He’s also cut operating costs, helping boost earnings before interest, taxes, depreciation and amortization to $2.08 billion in the fiscal first quarter that ended June 30.
The wireless carrier has frozen external hiring and all expenditures require the approval of the finance department, WSJ reported, citing the memo sent to staff by the new chief financial officer.
The company has said that it previously cut $1.5 billion in expenses in the last 12 months.
Sprint may be on the verge of cutting up to $2.5 billion in costs and could have layoffs, according to a Dow Jones report Thursday.
Robbiati added that he will henceforth be going through the company’s expenses with a fine-toothed comb. “The main thing to consider when requesting to spend money is to take an owner’s mindset by treating every dollar as if it were your own”, he wrote. “It is likely that a few jobs will be impacted but it’s premature to discuss the details as we are in the early stages of the process”, said Sprint. T-Mobile says it intends to buy enough low-band spectrum to cover the entire nation; Sprint says it can improve coverage with its existing spectrum by increasing the number of cell towers. Sprint had around 31,000 people on its payroll at the end of March; the executive didn’t estimate how many jobs might be lost as part of the process.
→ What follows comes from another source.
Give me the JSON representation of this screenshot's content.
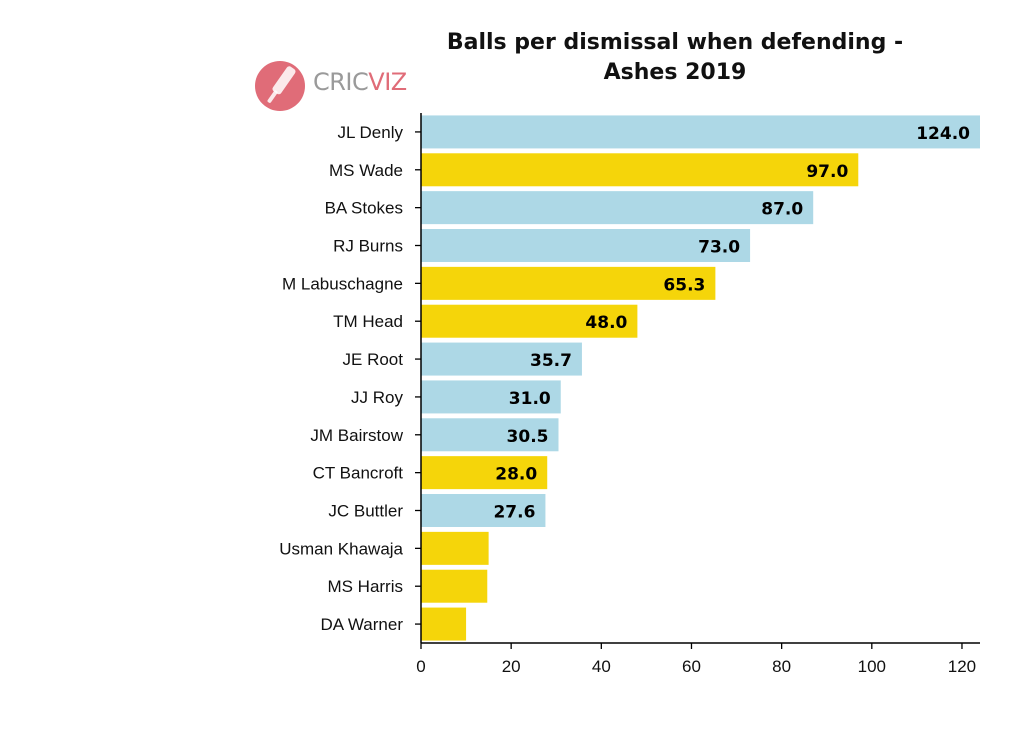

The announcement comes days after Sprint said it would not participate in the next major auction of wireless airwaves, a move that would save the company billions but limit its options for network upgrades. “What Sprint needs is true market differentiation”.
“We believe the steps we are taking across our business are critical to ensuring Sprint is a viable, successful and sustainable business for the foreseeable future”. “You’ve heard our CEO talk many times about cost structure not being in line with the industry and the need to reduce costs and we’ll leave no stone unturned in terms of opportunities to cut costs”.
Sprint’s share price rose by almost 5 per cent on the news.